Few films this year have generated as much debate as Sucker Punch, which its maker — Watchmen director Zack Snyder — claimed to be an empowering vehicle for its female characters. But plenty of viewers flatly rejected Snyder’s claims, instead shooting down this elaborate fantasia for being misogynistic.

If you thought the deliberate objectification of women in Transformers 3 was off-the-charts, you will be substantially enraged by Sucker Punch’s presentation of “empowered” women.

Set in an alternate version of the 1960s at a bizarre asylum, the wacky story has Baby Doll (Australian actress Emily Browning) and her fellow inmates trying to orchestrate their escape through a series of dangerous daydreams.

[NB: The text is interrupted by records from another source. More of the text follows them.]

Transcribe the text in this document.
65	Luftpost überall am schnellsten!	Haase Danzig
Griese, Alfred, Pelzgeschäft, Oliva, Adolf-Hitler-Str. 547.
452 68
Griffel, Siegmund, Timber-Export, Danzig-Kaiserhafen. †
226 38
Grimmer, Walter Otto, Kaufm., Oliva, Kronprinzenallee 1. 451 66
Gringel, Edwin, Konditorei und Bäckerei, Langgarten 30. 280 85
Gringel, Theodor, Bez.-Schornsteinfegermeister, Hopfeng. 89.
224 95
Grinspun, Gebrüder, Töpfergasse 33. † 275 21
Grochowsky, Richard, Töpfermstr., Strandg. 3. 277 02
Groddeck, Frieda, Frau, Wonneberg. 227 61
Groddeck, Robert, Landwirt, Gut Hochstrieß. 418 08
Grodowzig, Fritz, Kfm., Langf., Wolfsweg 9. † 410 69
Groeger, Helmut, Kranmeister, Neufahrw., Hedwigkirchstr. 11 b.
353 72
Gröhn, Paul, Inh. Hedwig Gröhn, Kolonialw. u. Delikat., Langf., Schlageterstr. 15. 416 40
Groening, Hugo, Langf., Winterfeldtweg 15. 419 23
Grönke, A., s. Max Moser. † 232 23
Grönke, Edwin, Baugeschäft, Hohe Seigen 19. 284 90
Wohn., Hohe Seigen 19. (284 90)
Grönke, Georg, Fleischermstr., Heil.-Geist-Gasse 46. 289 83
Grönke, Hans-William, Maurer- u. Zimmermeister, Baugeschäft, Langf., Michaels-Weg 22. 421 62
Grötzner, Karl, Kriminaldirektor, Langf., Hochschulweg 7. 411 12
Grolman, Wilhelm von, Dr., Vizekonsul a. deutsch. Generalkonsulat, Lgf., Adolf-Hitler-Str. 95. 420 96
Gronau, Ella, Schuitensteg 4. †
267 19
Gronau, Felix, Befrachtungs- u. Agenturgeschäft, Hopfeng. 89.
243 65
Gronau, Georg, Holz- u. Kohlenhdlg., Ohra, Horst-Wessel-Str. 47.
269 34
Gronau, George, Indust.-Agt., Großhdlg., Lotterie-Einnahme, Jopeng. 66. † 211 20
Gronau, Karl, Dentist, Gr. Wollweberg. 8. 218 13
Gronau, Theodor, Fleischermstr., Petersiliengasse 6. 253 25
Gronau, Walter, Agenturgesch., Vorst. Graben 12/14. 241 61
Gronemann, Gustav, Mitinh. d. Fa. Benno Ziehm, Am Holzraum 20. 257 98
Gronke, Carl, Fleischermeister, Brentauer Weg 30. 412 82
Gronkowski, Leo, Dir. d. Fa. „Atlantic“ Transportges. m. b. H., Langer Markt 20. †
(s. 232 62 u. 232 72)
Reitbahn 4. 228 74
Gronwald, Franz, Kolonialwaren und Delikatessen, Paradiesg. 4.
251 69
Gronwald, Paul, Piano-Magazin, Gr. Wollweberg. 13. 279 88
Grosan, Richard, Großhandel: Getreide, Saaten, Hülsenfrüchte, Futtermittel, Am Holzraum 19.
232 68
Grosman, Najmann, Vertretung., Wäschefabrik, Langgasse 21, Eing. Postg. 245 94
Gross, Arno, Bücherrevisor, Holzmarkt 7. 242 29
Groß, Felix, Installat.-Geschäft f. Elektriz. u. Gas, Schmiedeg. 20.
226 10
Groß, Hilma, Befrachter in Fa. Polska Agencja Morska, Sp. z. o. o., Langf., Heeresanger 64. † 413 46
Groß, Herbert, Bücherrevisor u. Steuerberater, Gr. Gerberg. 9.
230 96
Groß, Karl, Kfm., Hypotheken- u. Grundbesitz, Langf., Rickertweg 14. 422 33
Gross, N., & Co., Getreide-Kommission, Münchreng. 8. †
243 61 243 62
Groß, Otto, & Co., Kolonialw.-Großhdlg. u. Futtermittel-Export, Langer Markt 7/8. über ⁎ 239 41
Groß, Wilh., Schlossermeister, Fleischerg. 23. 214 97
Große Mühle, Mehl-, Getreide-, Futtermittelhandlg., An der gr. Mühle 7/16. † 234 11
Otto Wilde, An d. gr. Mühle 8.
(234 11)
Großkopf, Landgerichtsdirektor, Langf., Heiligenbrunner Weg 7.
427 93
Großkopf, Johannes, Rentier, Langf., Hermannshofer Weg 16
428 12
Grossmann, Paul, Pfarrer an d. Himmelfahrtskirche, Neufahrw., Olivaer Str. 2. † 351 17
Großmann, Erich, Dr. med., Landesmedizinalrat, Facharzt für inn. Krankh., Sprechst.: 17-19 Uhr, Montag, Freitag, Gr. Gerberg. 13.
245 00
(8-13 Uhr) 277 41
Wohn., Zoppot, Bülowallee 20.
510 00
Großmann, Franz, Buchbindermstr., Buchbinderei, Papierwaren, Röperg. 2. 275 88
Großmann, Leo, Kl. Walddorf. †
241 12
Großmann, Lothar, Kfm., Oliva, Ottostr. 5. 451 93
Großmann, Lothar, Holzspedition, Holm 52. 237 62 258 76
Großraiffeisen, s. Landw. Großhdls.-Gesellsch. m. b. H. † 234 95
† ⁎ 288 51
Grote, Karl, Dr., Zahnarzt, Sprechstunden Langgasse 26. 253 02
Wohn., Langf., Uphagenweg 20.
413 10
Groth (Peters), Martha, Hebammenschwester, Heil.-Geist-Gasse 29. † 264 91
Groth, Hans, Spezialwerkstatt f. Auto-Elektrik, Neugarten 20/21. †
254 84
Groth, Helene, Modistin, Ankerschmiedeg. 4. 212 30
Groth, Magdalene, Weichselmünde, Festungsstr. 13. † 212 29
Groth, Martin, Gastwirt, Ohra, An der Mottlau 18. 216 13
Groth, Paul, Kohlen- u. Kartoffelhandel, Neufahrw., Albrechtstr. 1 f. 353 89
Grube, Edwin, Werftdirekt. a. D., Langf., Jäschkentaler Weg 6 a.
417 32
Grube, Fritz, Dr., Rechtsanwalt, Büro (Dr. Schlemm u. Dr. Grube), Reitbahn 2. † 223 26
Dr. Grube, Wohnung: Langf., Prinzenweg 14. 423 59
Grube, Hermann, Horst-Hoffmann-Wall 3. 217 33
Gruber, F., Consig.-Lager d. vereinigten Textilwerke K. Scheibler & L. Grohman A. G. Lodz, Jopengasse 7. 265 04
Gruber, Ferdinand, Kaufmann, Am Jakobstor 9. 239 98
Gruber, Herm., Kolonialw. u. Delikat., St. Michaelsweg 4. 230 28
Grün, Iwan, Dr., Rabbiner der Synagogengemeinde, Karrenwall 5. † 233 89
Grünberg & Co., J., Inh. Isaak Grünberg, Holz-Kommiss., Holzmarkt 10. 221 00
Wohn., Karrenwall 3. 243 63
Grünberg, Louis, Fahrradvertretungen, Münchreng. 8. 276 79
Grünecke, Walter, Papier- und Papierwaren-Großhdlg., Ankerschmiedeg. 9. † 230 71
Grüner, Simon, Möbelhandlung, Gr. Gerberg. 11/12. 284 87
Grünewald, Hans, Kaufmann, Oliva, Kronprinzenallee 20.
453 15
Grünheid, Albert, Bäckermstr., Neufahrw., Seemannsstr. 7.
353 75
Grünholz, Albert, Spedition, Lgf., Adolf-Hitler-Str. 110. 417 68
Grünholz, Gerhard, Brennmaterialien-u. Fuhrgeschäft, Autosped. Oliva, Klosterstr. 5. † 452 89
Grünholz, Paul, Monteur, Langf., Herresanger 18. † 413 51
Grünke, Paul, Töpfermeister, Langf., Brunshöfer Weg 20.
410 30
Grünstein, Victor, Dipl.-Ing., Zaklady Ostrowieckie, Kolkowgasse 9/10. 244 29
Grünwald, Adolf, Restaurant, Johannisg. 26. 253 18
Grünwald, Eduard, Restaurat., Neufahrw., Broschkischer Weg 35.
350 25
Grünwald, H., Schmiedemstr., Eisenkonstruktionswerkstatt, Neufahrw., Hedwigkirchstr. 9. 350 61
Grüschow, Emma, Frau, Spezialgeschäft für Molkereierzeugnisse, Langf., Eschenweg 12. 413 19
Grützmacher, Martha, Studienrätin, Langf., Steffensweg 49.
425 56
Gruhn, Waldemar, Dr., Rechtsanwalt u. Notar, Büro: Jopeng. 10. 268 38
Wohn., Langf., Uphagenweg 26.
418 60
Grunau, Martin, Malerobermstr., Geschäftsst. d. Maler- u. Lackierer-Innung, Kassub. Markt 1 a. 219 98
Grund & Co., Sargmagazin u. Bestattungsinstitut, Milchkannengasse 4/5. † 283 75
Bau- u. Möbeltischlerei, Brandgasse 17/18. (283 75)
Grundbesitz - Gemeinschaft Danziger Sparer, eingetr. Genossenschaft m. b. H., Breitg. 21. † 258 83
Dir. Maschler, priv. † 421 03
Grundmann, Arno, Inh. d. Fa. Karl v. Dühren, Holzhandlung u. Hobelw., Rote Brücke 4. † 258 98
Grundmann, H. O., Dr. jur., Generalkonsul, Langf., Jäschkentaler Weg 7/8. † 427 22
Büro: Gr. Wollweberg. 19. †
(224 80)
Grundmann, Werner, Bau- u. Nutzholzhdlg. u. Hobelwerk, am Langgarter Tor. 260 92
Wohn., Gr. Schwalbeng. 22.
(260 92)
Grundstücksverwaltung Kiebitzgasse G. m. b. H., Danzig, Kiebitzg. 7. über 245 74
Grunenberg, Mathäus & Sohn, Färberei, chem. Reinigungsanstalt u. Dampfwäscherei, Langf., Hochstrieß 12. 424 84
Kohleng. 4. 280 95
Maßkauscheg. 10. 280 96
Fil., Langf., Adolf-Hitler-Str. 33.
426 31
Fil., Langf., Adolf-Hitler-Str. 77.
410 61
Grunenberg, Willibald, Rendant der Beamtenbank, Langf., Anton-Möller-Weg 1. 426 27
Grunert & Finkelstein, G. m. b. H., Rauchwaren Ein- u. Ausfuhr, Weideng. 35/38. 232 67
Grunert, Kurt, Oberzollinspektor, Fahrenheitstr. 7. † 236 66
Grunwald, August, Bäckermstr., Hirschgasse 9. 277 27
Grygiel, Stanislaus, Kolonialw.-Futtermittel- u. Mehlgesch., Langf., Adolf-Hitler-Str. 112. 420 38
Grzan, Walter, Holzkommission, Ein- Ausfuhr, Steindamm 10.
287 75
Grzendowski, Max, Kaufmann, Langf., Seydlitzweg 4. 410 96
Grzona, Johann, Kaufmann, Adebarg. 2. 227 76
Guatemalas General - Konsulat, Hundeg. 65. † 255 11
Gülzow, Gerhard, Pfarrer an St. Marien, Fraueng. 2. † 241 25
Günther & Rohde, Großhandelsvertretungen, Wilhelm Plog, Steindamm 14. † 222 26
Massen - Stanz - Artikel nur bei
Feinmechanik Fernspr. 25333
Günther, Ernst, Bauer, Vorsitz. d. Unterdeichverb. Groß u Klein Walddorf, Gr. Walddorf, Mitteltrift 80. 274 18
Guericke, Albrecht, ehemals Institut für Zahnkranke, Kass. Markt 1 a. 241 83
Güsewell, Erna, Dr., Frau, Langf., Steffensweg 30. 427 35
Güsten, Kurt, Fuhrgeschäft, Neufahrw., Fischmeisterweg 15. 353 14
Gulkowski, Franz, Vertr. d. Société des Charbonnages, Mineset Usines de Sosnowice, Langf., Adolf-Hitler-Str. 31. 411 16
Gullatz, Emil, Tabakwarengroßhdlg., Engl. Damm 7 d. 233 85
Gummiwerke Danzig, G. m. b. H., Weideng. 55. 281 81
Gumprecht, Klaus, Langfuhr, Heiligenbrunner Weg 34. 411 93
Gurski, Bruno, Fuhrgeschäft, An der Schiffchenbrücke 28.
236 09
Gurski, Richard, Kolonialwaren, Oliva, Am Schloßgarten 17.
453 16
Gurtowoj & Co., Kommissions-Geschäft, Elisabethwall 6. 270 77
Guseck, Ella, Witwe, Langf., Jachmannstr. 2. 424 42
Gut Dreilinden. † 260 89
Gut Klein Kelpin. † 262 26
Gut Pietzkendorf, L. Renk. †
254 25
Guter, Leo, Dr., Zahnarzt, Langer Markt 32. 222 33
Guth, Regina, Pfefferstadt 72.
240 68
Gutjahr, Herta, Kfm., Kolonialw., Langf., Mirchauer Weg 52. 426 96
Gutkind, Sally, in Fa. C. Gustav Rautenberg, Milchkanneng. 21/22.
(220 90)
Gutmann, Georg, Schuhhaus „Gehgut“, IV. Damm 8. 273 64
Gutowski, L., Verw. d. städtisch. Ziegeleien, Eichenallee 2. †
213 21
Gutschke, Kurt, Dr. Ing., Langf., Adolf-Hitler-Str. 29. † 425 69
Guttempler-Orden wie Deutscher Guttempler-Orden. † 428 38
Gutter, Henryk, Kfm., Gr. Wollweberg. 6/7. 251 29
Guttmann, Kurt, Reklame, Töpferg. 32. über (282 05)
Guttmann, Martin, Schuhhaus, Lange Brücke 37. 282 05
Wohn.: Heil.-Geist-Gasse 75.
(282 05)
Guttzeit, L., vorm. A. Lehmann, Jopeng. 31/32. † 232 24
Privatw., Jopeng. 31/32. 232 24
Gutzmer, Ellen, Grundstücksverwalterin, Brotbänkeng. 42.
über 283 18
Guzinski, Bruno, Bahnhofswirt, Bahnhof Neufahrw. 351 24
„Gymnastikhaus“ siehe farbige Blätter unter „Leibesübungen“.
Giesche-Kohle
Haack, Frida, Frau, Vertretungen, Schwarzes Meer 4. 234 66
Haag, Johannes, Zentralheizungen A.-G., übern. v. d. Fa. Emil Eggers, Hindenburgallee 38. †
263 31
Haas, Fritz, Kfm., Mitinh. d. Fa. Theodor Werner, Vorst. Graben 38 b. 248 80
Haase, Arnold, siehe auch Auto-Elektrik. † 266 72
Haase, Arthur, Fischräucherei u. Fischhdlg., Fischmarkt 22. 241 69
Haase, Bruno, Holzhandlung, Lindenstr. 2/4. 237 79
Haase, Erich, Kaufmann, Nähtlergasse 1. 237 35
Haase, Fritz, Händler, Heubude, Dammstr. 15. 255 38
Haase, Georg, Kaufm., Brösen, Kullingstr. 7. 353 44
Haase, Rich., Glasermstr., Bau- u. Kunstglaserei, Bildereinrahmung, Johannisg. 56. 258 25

Young women fighting giant robots, ninjas and dragons in a highly stylised universe of imagination isn’t what angered many viewers.

Getting their goat was how Snyder had them enter these cartoonish battlegrounds in fetishised outfits (from schoolgirl uniforms, to skimpy French-maid clobber) and the doorway to each gigantic melee was Baby Doll strip-teasing for leering men.

The confusion between fantasy and reality also blurred the line separating women standing up to patriarchal excess and their becoming willing participants within it.

Escape through being sexual playthings?

As occurs in real-life, Sucker Punch’s attempt to liberate women through means which are used to demean and control them doesn’t produce the sexual revolution that Snyder might possibly have been aiming for.